The film takes a very unusual approach to the structure, in an attempt to create a unique perspective on the story. Often jumping around between past and present, giving a muddled feeling. These jumps in time create a lack of intensity throughout the entire movie. There was no stressful “are we going to make it” moment, there was nothing to really convince me that anything truly mattered. It felt more like things were just kind of happening, no one was particularly happy about it, but whatever. Which ultimately led to a bland experience, instead of what could have been a fantastic and thrilling story to tell.

The performances by Tom Hanks as Chesley “Sully” Sullenberger and Aaron Eckhart as Jeff Skiles were good but not Oscar-worthy. Hanks gave a decent performance that was passable for his role. It was calculated and always ready to spark inspiration. Eckhart was the sidekick, Sully’s support and was ready with a witty comeback in nearly every situation.

The movie added in the occasional call home to give us a look into Sully’s personal life. His wife was no more than a cameo by Laura Linney. Her character had no arc or purpose beyond being his concerned wife on the phone. These scenes did help to add emotion but it wasn’t enough to create an attachment to the characters.
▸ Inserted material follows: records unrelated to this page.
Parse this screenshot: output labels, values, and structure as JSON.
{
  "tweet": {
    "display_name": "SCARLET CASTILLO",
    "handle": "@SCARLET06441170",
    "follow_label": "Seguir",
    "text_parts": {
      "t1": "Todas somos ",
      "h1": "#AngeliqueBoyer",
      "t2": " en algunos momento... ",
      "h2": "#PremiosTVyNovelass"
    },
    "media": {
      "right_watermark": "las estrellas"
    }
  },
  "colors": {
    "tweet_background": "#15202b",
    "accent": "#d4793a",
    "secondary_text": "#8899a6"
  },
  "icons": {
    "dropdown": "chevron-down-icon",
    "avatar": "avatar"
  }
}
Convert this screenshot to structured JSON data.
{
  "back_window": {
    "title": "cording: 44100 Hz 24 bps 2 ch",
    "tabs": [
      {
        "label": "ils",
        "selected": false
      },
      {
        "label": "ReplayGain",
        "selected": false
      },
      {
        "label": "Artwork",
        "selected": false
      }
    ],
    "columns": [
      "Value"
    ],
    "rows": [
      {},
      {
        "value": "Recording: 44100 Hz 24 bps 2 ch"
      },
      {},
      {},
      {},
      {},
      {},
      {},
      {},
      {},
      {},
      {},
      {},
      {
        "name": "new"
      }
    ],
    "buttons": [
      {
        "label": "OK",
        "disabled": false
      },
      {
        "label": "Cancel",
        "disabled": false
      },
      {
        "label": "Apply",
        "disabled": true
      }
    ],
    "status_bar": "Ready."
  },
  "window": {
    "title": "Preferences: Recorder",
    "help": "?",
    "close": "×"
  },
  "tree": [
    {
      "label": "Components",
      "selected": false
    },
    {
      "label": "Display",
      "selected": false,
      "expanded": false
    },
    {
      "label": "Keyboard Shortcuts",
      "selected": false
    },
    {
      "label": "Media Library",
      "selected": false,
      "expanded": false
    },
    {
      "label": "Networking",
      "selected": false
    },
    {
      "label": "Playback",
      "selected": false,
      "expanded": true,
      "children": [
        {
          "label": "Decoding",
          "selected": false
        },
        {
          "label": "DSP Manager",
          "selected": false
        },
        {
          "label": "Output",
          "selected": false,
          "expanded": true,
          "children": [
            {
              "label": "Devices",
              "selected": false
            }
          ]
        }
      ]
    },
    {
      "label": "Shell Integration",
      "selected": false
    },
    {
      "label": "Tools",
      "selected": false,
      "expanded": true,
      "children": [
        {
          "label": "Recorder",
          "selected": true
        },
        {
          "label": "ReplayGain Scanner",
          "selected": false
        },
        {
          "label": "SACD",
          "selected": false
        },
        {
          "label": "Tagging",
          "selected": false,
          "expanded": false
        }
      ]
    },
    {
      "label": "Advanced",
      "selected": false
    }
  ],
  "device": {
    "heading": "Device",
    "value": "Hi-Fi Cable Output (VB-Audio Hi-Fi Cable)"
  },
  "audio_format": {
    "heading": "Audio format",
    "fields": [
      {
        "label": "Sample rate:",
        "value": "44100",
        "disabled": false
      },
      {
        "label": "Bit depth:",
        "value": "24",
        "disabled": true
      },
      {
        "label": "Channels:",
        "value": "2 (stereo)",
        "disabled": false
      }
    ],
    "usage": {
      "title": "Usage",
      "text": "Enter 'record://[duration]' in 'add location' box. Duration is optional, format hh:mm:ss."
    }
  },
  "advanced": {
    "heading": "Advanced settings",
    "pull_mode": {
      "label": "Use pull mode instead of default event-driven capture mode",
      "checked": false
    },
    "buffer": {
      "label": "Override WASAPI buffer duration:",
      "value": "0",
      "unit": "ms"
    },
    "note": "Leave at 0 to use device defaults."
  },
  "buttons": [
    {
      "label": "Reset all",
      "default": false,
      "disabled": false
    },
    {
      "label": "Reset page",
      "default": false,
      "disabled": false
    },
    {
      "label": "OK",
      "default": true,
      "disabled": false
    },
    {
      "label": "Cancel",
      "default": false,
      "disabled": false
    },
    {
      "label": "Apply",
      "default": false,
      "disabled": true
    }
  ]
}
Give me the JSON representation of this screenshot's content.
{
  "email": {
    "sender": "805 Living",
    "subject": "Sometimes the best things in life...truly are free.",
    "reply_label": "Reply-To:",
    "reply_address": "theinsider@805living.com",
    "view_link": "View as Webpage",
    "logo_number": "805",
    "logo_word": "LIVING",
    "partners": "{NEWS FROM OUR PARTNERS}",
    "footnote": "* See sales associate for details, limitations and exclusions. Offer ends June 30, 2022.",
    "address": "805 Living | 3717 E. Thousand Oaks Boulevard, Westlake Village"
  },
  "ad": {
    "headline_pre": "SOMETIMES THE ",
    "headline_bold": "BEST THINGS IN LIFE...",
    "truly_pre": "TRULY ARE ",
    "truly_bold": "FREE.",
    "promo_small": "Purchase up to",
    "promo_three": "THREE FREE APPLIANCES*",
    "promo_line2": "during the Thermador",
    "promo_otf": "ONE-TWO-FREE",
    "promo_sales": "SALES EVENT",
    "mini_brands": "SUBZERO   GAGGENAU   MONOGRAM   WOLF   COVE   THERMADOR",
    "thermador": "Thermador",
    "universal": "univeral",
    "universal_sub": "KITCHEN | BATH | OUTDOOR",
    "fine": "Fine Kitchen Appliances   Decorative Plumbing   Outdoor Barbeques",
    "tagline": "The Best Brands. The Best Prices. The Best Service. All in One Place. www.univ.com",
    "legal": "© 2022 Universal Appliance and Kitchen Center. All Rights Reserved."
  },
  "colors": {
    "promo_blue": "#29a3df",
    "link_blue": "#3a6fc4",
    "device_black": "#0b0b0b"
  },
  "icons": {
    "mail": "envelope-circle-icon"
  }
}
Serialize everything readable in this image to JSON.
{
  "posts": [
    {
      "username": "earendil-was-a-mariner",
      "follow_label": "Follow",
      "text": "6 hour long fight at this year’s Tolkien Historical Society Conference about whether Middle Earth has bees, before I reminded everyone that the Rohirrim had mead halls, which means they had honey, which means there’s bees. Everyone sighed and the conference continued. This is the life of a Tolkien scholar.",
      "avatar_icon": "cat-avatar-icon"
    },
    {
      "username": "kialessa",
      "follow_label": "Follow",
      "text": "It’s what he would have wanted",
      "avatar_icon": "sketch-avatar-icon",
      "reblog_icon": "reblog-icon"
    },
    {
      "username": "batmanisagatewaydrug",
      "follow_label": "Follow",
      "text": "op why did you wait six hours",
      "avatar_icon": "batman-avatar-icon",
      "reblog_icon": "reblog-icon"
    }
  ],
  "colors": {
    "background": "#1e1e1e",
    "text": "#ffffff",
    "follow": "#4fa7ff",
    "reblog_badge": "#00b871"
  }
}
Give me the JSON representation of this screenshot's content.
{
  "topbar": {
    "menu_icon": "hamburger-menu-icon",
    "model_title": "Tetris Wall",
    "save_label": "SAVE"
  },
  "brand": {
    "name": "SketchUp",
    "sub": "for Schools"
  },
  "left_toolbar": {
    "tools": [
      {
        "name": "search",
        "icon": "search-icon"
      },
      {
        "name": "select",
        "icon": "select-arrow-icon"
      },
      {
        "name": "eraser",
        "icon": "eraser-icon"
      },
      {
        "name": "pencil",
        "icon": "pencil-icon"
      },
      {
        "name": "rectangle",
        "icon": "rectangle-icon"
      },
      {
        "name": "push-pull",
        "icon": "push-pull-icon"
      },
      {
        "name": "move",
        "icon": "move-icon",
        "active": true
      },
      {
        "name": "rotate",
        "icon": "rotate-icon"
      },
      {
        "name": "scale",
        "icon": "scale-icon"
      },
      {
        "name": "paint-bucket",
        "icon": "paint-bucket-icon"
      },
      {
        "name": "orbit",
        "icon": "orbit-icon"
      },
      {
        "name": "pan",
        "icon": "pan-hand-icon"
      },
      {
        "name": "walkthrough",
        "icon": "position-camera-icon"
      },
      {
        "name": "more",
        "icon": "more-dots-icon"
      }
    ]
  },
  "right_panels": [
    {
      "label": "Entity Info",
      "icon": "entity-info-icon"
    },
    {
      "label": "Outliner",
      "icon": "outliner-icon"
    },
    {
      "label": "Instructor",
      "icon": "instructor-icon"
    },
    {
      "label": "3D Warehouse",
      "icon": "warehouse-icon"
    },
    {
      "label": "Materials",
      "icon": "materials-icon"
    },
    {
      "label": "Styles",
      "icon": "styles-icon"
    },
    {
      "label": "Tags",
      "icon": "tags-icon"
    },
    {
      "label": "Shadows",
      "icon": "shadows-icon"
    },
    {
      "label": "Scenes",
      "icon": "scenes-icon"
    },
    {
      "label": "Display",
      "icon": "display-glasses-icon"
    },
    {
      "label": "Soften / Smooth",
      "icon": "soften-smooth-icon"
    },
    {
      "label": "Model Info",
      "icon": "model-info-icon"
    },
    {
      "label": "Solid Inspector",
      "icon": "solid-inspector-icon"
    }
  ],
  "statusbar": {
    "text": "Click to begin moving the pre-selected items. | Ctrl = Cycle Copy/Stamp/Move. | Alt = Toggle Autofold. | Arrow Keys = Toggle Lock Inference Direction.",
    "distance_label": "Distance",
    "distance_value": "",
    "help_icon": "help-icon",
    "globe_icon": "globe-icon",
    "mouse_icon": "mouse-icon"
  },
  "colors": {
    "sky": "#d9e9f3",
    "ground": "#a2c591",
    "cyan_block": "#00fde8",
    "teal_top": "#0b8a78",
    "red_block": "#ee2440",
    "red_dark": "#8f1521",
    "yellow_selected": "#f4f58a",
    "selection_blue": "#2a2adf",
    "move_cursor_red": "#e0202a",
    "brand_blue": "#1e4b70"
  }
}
In the film the character of Sully repeatedly said, “we were just trying to do our job.” However, the film makes villains of characters who were doing just that, their job. Mike O’Malley plays Charles Porter, the evil investigator who is asking the tough questions. Porter is given facts about the case and is hired by the airline to conduct an investigation. He questions Sully about why he landed on the Hudson, risking 155 lives, when the simulations and calculations suggested he could have made it back to the airport.

The film ends abruptly. The movie’s villains have a complete change in character and motivation, literally like someone flicked a switch. The conflict had no real resolution, epiphany or lead up.

Overall Sully was an interesting story to be told and had aspects that were enjoyable. Nevertheless, it could have been so much better than a soon-to-be-forgotten September release. It was the kind of movie you watch once and then never really think of again.